Open MPI logo

Open MPI User's Mailing List Archives

  |   Home   |   Support   |   FAQ   |   all Open MPI User's mailing list

Subject: Re: [OMPI users] hostname not known only in fedora 15
From: Bernhard Knapp (bernhard.knapp_at_[hidden])
Date: 2012-04-19 10:27:21


dig returns the following:

[terminal output start]

[bknapp_at_quoVadis27 ~]$ dig quoVadis27

; <<>> DiG 9.8.2rc1-RedHat-9.8.2-0.2.rc1.fc15 <<>> quoVadis27
;; global options: +cmd
;; Got answer:
;; ->>HEADER<<- opcode: QUERY, status: NXDOMAIN, id: 57978
;; flags: qr rd ra; QUERY: 1, ANSWER: 0, AUTHORITY: 0, ADDITIONAL: 0

;; QUESTION SECTION:
;quoVadis27. IN A

;; Query time: 2 msec
;; SERVER: 192.168.0.1#53(192.168.0.1)
;; WHEN: Thu Apr 19 17:16:42 2012
;; MSG SIZE rcvd: 28

[terminal output end]

If I call "dig" on a different maschine (with fedora core 12 instead of fc 15 but the same network setup and openmpi-install) then I get the following:

  [terminal output start]

[bknapp_at_quoVadis20 ~]$ dig quoVadis20

; <<>> DiG 9.6.1-P1-RedHat-9.6.1-11.P1.fc12 <<>> quoVadis20
;; global options: +cmd
;; Got answer:
;; ->>HEADER<<- opcode: QUERY, status: NXDOMAIN, id: 62282
;; flags: qr rd ra; QUERY: 1, ANSWER: 0, AUTHORITY: 0, ADDITIONAL: 0

;; QUESTION SECTION:
;quoVadis20. IN A

;; Query time: 2 msec
;; SERVER: 192.168.0.1#53(192.168.0.1)
;; WHEN: Thu Apr 19 17:58:02 2012
;; MSG SIZE rcvd: 28

  [terminal output end]

In the case of quoVadis20 open-mpi runs without any problems in the case of quoVadis27 it comes up with the error given in the first email...

Best,
Bernhard

-------- original message --------

*Subject:* Re: [OMPI users] hostname not known only in fedora 15
*From:* Jeffrey Squyres (/jsquyres_at_[hidden]/)
*Date:* 2012-04-19 09:21:35

What happens if you "dig quoVadis27"?

If you don't get a valid answer back, then it's not a resolvable name.

On Apr 19, 2012, at 6:42 AM, Bernhard Knapp wrote:

> Dear mail-list users,
>
> I have a problem when I try to run a parallel gromacs job on fedora core 15. The same job (same installation options and network-setup) for fedora core 13 works fine.

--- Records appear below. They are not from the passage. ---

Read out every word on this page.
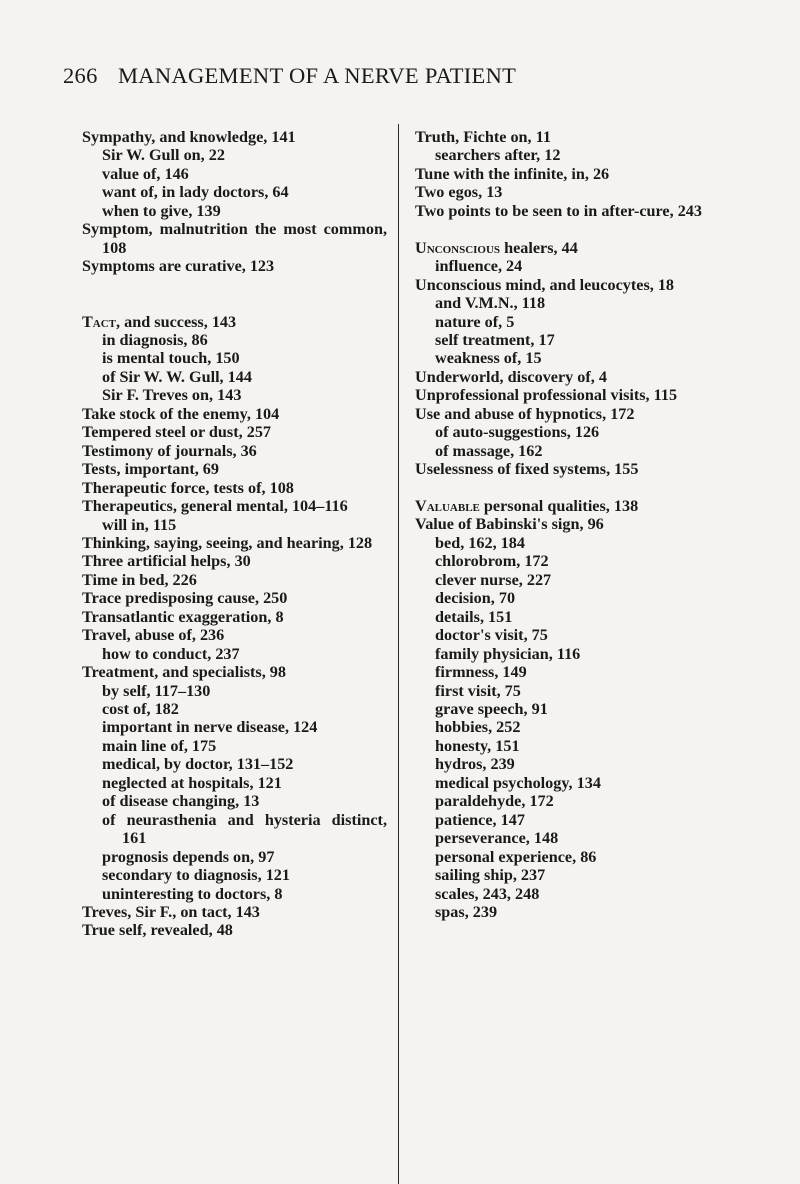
266 MANAGEMENT OF A NERVE PATIENT
Sympathy, and knowledge, 141
Sir W. Gull on, 22
value of, 146
want of, in lady doctors, 64
when to give, 139
Symptom, malnutrition the most common, 108
Symptoms are curative, 123
Tact, and success, 143
in diagnosis, 86
is mental touch, 150
of Sir W. W. Gull, 144
Sir F. Treves on, 143
Take stock of the enemy, 104
Tempered steel or dust, 257
Testimony of journals, 36
Tests, important, 69
Therapeutic force, tests of, 108
Therapeutics, general mental, 104–116
will in, 115
Thinking, saying, seeing, and hearing, 128
Three artificial helps, 30
Time in bed, 226
Trace predisposing cause, 250
Transatlantic exaggeration, 8
Travel, abuse of, 236
how to conduct, 237
Treatment, and specialists, 98
by self, 117–130
cost of, 182
important in nerve disease, 124
main line of, 175
medical, by doctor, 131–152
neglected at hospitals, 121
of disease changing, 13
of neurasthenia and hysteria distinct, 161
prognosis depends on, 97
secondary to diagnosis, 121
uninteresting to doctors, 8
Treves, Sir F., on tact, 143
True self, revealed, 48
Truth, Fichte on, 11
searchers after, 12
Tune with the infinite, in, 26
Two egos, 13
Two points to be seen to in after-cure, 243
Unconscious healers, 44
influence, 24
Unconscious mind, and leucocytes, 18
and V.M.N., 118
nature of, 5
self treatment, 17
weakness of, 15
Underworld, discovery of, 4
Unprofessional professional visits, 115
Use and abuse of hypnotics, 172
of auto-suggestions, 126
of massage, 162
Uselessness of fixed systems, 155
Valuable personal qualities, 138
Value of Babinski's sign, 96
bed, 162, 184
chlorobrom, 172
clever nurse, 227
decision, 70
details, 151
doctor's visit, 75
family physician, 116
firmness, 149
first visit, 75
grave speech, 91
hobbies, 252
honesty, 151
hydros, 239
medical psychology, 134
paraldehyde, 172
patience, 147
perseverance, 148
personal experience, 86
sailing ship, 237
scales, 243, 248
spas, 239
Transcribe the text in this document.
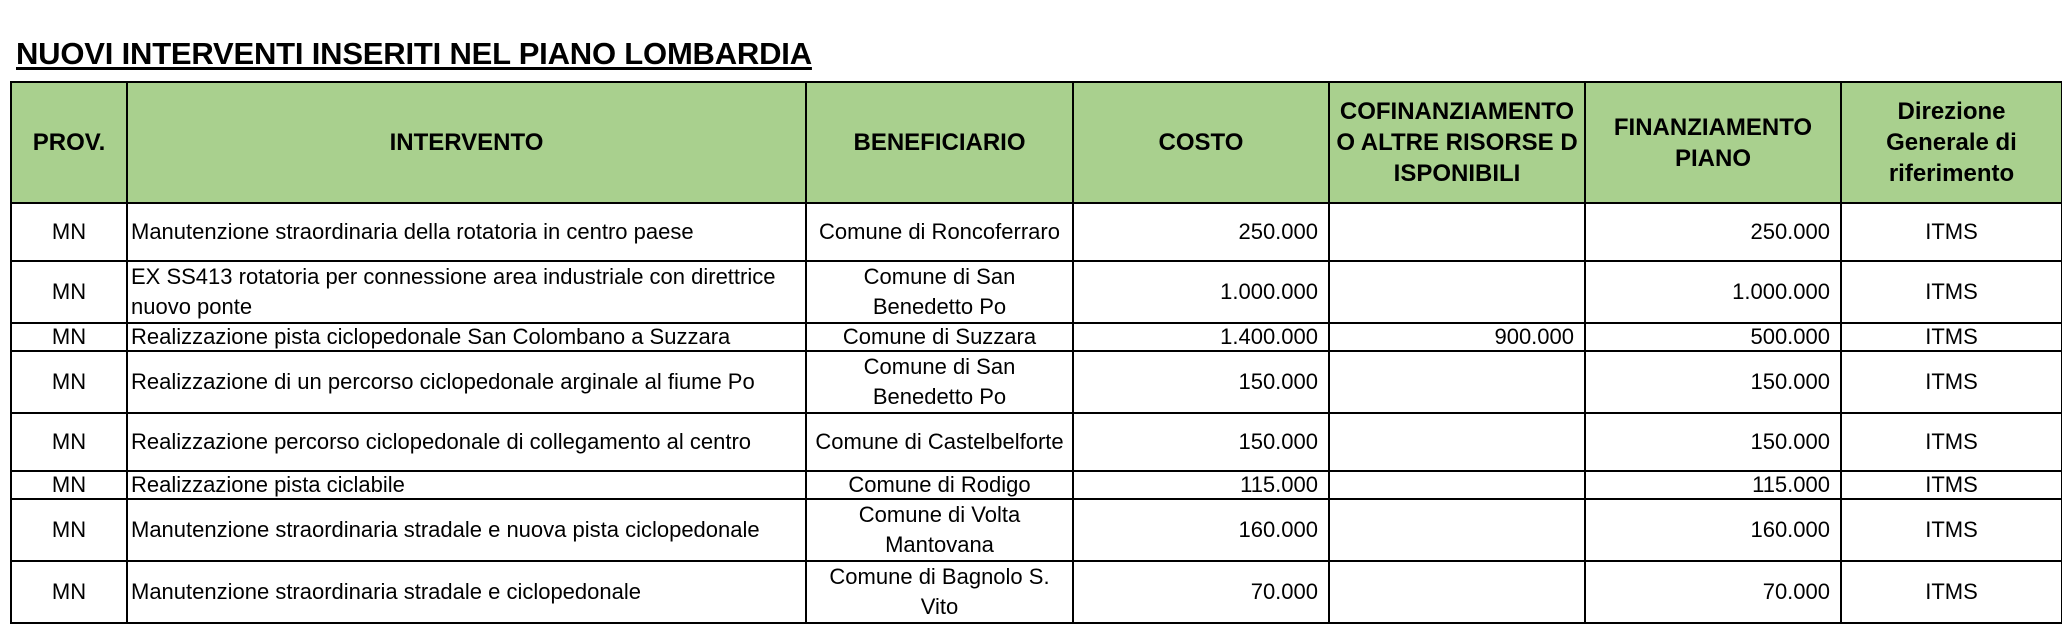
NUOVI INTERVENTI INSERITI NEL PIANO LOMBARDIA
PROV.	INTERVENTO	BENEFICIARIO	COSTO	COFINANZIAMENTO O ALTRE RISORSE DISPONIBILI	FINANZIAMENTO PIANO	Direzione Generale di riferimento
MN	Manutenzione straordinaria della rotatoria in centro paese	Comune di Roncoferraro	250.000		250.000	ITMS
MN	EX SS413 rotatoria per connessione area industriale con direttrice nuovo ponte	Comune di San Benedetto Po	1.000.000		1.000.000	ITMS
MN	Realizzazione pista ciclopedonale San Colombano a Suzzara	Comune di Suzzara	1.400.000	900.000	500.000	ITMS
MN	Realizzazione di un percorso ciclopedonale arginale al fiume Po	Comune di San Benedetto Po	150.000		150.000	ITMS
MN	Realizzazione percorso ciclopedonale di collegamento al centro	Comune di Castelbelforte	150.000		150.000	ITMS
MN	Realizzazione pista ciclabile	Comune di Rodigo	115.000		115.000	ITMS
MN	Manutenzione straordinaria stradale e nuova pista ciclopedonale	Comune di Volta Mantovana	160.000		160.000	ITMS
MN	Manutenzione straordinaria stradale e ciclopedonale	Comune di Bagnolo S. Vito	70.000		70.000	ITMS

I already tried it in a fedora forum but I could not find a solution there ...
>
>
> [terminal output start]
>
> [name_at_quoVadis27 folder]$ mpirun -np 4 mdrun [...] : Could not resolve hostname quoVadis27: Name or service not known
> --------------------------------------------------------------------------
> A daemon (pid 9722) died unexpectedly with status 255 while attempting
> to launch so we are aborting.
>
> There may be more information reported by the environment (see above).
>
> This may be because the daemon was unable to find all the needed shared
> libraries on the remote node. You may set your LD_LIBRARY_PATH to have the
> location of the shared libraries on the remote nodes and this will
> automatically be forwarded to the remote nodes.
> --------------------------------------------------------------------------
> --------------------------------------------------------------------------
> mpirun noticed that the job aborted, but has no info as to the process
> that caused that situation.
> --------------------------------------------------------------------------
> mpirun: clean termination accomplished
>
> [terminal output end]
>
>
>
> It claims that "quoVadis27" is not known however this is just the name of the maschine itself:
>
> [terminal output start]
>
> [name_at_quoVadis27 ~]$ hostname
> quoVadis27
>
> [name_at_quoVadis27 ~]$ cat /etc/resolv.conf
> # Generated by NetworkManager
> nameserver 192.168.0.1
>
> [name_at_quoVadis27 ~]$ cat /etc/hosts
> 127.0.0.1 localhost.localdomain localhost
> ::1 localhost6.localdomain6 localhost6
>
> [terminal output end]
>
>
> Also the LD_LIBRARY_PATH is set in the bash.rc: export LD_LIBRARY_PATH="/usr/local/lib" .
>
> Any ideas how to solve this problem?
>
> best,
> Bernhard